Le sujet, la maladie d'Alzheimer, est parfaitement maîtrisé.
Tout ce qui caractérise le comportement de ces hommes et de ces femmes atteints de cette pathologie est finement observé et restitué : le déni, les sautes d'humeur et souvent l'agressivité, la paranoïa qui conduit à dissimuler, à cacher ( pour André... sa montre dans le même placard ) et, ayant oublié qu'on l'a fait, crier au voleur, la confusion dans les souvenirs et dans celles de nos proches qu'on finit par ne plus reconnaître... jusqu'à la disparition de sa propre identité.
Zeller dit de sa pièce qu'elle est à la fois douleur pure et douceur pure.
Elle est ou elle a été pour moi bouleversante.
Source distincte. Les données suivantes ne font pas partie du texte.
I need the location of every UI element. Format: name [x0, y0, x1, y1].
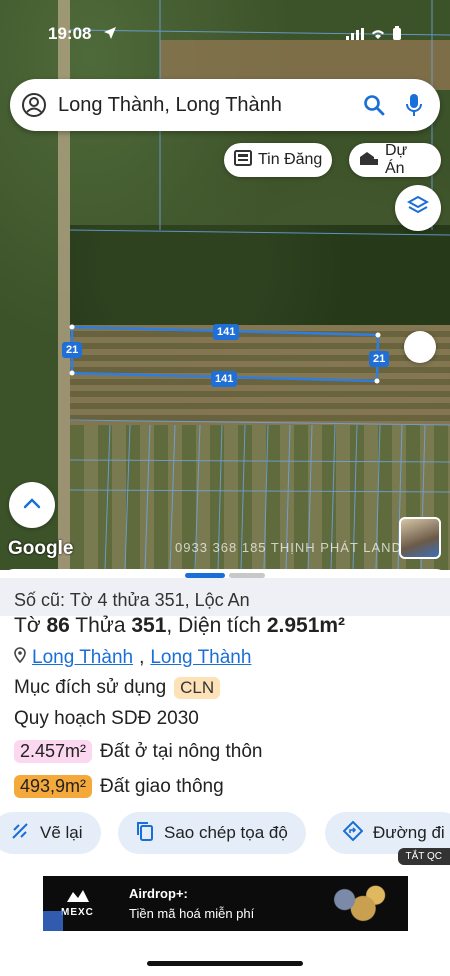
- old-parcel-reference: Số cũ: Tờ 4 thửa 351, Lộc An: [0, 578, 450, 616]
- wifi-icon: [370, 27, 386, 43]
- account-icon[interactable]: [10, 92, 58, 118]
- signal-icon: [346, 27, 364, 43]
- land-use-label: Mục đích sử dụng: [14, 677, 167, 698]
- zone-row: 493,9m² Đất giao thông: [14, 775, 224, 798]
- map-view[interactable]: 141 141 21 21 19:08 Long Thành, Long Thà…: [0, 0, 450, 570]
- directions-icon: [342, 820, 364, 846]
- zone-row: 2.457m² Đất ở tại nông thôn: [14, 740, 263, 763]
- land-use-badge: CLN: [174, 677, 221, 699]
- lot-label: Thửa: [75, 614, 126, 637]
- zone-label: Đất giao thông: [100, 775, 224, 797]
- search-input[interactable]: Long Thành, Long Thành: [58, 94, 354, 117]
- home-indicator: [147, 961, 303, 966]
- search-icon[interactable]: [354, 94, 394, 116]
- parcel-title: Tờ 86 Thửa 351, Diện tích 2.951m²: [14, 614, 346, 637]
- commune-link[interactable]: Long Thành: [150, 647, 251, 669]
- parcel-info-sheet[interactable]: Số cũ: Tờ 4 thửa 351, Lộc An Tờ 86 Thửa …: [0, 569, 450, 976]
- avatar[interactable]: [399, 517, 441, 559]
- location-row: Long Thành, Long Thành: [14, 647, 251, 669]
- zone-area: 2.457m²: [14, 740, 93, 763]
- redraw-label: Vẽ lại: [40, 823, 83, 842]
- watermark: 0933 368 185 THỊNH PHÁT LAND: [175, 540, 402, 555]
- google-logo: Google: [8, 538, 74, 559]
- ad-banner[interactable]: MEXC Airdrop+: Tiền mã hoá miễn phí: [43, 876, 408, 931]
- zone-label: Đất ở tại nông thôn: [100, 740, 263, 762]
- listings-label: Tin Đăng: [258, 151, 323, 168]
- ad-title: Airdrop+:: [129, 886, 188, 901]
- ad-text: Tiền mã hoá miễn phí: [129, 906, 255, 921]
- zone-area: 493,9m²: [14, 775, 93, 798]
- location-pin-icon: [14, 647, 26, 669]
- listings-chip[interactable]: Tin Đăng: [224, 143, 333, 177]
- projects-chip[interactable]: Dự Án: [349, 142, 441, 177]
- coins-image: [326, 882, 388, 926]
- status-time: 19:08: [48, 24, 92, 43]
- copy-coordinates-label: Sao chép tọa độ: [164, 823, 288, 842]
- sheet-label: Tờ: [14, 614, 41, 637]
- copy-icon: [136, 821, 154, 846]
- lot-number: 351: [131, 614, 167, 637]
- expand-button[interactable]: [9, 482, 55, 528]
- building-icon: [359, 150, 379, 171]
- close-ad-button[interactable]: TẮT QC: [397, 848, 450, 865]
- search-bar[interactable]: Long Thành, Long Thành: [10, 79, 440, 131]
- layers-icon: [406, 195, 430, 222]
- ad-choices-icon[interactable]: [43, 911, 63, 931]
- plot-dimension-label: 141: [213, 324, 240, 340]
- redraw-icon: [10, 821, 30, 846]
- mexc-logo: [67, 889, 89, 907]
- copy-coordinates-button[interactable]: Sao chép tọa độ: [118, 812, 306, 854]
- location-arrow-icon: [103, 26, 117, 45]
- plot-dimension-label: 21: [369, 351, 390, 367]
- sheet-number: 86: [46, 614, 70, 637]
- microphone-icon[interactable]: [394, 93, 434, 117]
- layers-button[interactable]: [395, 185, 441, 231]
- action-row: Vẽ lại Sao chép tọa độ Đường đi: [0, 812, 450, 854]
- plot-dimension-label: 141: [211, 371, 238, 387]
- battery-icon: [392, 26, 402, 43]
- district-link[interactable]: Long Thành: [32, 647, 133, 669]
- land-use-row: Mục đích sử dụng CLN: [14, 677, 221, 699]
- parcel-area: 2.951m²: [266, 614, 346, 637]
- projects-label: Dự Án: [385, 142, 408, 177]
- chevron-up-icon: [23, 496, 41, 514]
- directions-label: Đường đi: [373, 823, 445, 842]
- newspaper-icon: [234, 149, 252, 171]
- status-bar: 19:08: [0, 20, 450, 48]
- plan-title: Quy hoạch SDĐ 2030: [14, 708, 199, 729]
- area-label: Diện tích: [178, 614, 261, 637]
- plot-dimension-label: 21: [62, 342, 83, 358]
- redraw-button[interactable]: Vẽ lại: [0, 812, 101, 854]
- ad-brand: MEXC: [61, 907, 94, 918]
- map-marker-dot[interactable]: [404, 331, 436, 363]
Certes, le tragique de cette maladie, génère souvent des situations "comiques". Prenez la tête de la réalité et mettez-la à l'envers... il ne peut pas en être autrement.
L'auteur a mis à profit cette réalité mise à mal pour alléger un propos qui eût été trop pesant sans ces moments de "respiration".
Pour terminer, ces mots d'André à la fin de la pièce ; des mots foetaux dits par un vieillard que la nuit enveloppe et qui se blottit dans les bras d'une infirmière " maternelle".
-"Je veux ma maman. Je voudrais qu'elle vienne me chercher. Je voudrais rentrer à la maison... J'ai l'impression de... J'ai l'impression de perdre toutes mes feuilles, les unes après les autres.... Je ne comprends plus ce qui se passe. Vous comprenez, vous, ce qui se passe ? Avec toutes ces histoires d'appartement ? On ne sait plus où mettre ses cheveux. Je sais où est ma montre. Elle est à mon poignet. Ça, je le sais. Pour la route. Mais sinon, je ne sais plus à quelle heure il faut que je..."
Un tour de force.
Une pièce magistralement pensée et écrite.
Beaucoup reconnaîtront, hélas du vécu.
Pour beaucoup, cette pièce est un tableau vivant d'un de ces mauvais tours que la vie nous joue... en espérant que vous n'aurez pas à le subir.